The name of the Academy
When the Academy was founded by Queen Lovisa Ulrika on march 20, 1753, it was named Kongl. Swenska Witterhets Academien (the Royal Swedish Academy of Letters). When Gustav III reconstituted the Academy in 1786, it was given the name that is still current:
Kungl. Vitterhets Historie och Antikvitets Akademien.In everyday usage, it is most commonly referred to as Kungl. Vitterhetsakademien.
The Royal Swedish Academy of Letters, History and Antiquities
Académie Royale Suédoise des Belles-Lettres, de l'Histoire et des Antiquités
Königl. Schwedische Akademie für Literatur, Geschichte und Altertümer
Duties and modes of activity
Under its current charter, adopted in 1988, the Academy has the following duties:
to promote research and other activities in the humanities, theology, law, and social science disciplines, as well as stewardship of cultural milieus;
to collaborate with Swedish bodies and associations with a similar academic orientation;
to initiate and support international collaboration in the disciplines within the Academy’s domain of activities and thereby maintain connections with foreign academies and international academic organizations;
to publish academic writings in the Academy’s domain;
bestow support and awards on deserving researchers and others who have furthered the objectives of the Academy;
to issue statements in matters related to the domain of the Academy’s activities at the behest of the government or a public authority or if it serves the interests of the Academy.
Up to as recently as 1975 the Academy lived in symbiosis with the National Heritage Board (Riksantikvarieämbetet), but since then it has been a free learned society with no regular governmental funding. Through a donation in the early 1889s, the Academy was in a position to take initiatives of its own, and over the years multiple donations have helped it build up considerable capital. Certain portions of this are tied to foundations and funds with stipulated purposes in academic pursuits, research, and stewardship of cultural heritage.
The Academy supports extensive conference and symposium activities and strives to fund projects of great academic value that are not given priority by governmental financiers. Numerous foundations and funds have special calls for applications, but normally it is either the Academy or its members that take the initiative for major efforts. In several current instances, these have been projects with a very long time horizon that for various reasons could not be launched or completed with public funding.
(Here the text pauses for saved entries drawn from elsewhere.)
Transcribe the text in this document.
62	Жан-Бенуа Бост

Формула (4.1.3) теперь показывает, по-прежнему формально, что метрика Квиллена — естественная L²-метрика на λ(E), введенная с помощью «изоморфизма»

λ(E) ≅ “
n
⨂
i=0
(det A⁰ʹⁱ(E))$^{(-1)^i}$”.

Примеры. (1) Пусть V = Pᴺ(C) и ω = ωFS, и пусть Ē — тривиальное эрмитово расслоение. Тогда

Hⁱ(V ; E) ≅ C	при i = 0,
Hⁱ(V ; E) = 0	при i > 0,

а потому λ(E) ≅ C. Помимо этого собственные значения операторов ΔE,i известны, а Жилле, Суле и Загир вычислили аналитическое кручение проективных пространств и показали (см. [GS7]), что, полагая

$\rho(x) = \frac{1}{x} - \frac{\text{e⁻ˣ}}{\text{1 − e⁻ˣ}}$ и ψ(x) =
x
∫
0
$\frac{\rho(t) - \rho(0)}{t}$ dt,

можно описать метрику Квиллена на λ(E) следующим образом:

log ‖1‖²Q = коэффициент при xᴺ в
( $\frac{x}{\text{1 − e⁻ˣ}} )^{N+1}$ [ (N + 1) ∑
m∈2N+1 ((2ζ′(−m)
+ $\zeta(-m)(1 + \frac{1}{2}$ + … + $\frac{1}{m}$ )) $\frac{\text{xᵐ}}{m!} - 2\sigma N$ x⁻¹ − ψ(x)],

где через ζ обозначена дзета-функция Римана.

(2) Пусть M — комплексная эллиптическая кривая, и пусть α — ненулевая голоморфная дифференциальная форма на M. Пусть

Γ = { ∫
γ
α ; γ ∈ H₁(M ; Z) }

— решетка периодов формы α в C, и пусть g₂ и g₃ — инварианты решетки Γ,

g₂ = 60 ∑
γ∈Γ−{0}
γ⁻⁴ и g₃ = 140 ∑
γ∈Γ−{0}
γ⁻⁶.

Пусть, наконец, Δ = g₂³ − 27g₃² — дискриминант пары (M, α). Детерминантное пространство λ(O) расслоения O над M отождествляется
The Academy’s areas of responsibility
The Academy mainly works in the domain of the humanities and social sciences. This domain comprises multiple disciplines, but it goes without saying that not all of them are represented among the some 130 working Swedish members. When the charter that Gustav III established was revised for the second time – in 1933 – there was a division into two classes, one philosophical and philological and one historical and antiquarian.
In name the classes are exclusively in the humanities, but in practice there are members from other faculties as well. The number of places is 30 in each class for members under the age of 65. But for many reasons the Academy does not normally elect anyone who is 60 years old or older and does not declare a place vacant until the holder has reached the age of 72. Those who have passed this limit remain members, of course, with all rights and obligations accruing. This explains why the number of working Swedish members is roughly twice as high as the number of places available. The Academy can also elect honorary members, foreign members, and Swedish and foreign corresponding members. The total number of members is thus nearly 200, and 60–70 of them normally attend the Academy’s monthly meetings.
The board of the Academy, its administrative committee, consists of a president, vice president, secretary, and vice secretary as well as five members, the latter elected each year by the Academy in pleno. For academic matters, each year the Academy appoints five standing committees, and moreover a varying number of workgroups are set up for special assignments, such as acting as an advisory or decision-making body for certain research projects. The president and vice president are elected for two years, with the possibility of re-election, whereas the secretary is appointed – similarly among the working Swedish members – for three years. The leading officers are assisted by an office staff of nine persons.
Under an agreement with the government, the Academy archive and library are organizationally incorporated in the National Heritage Board. At the Academy’s properties around Sweden, there are both permanent and temporary employees.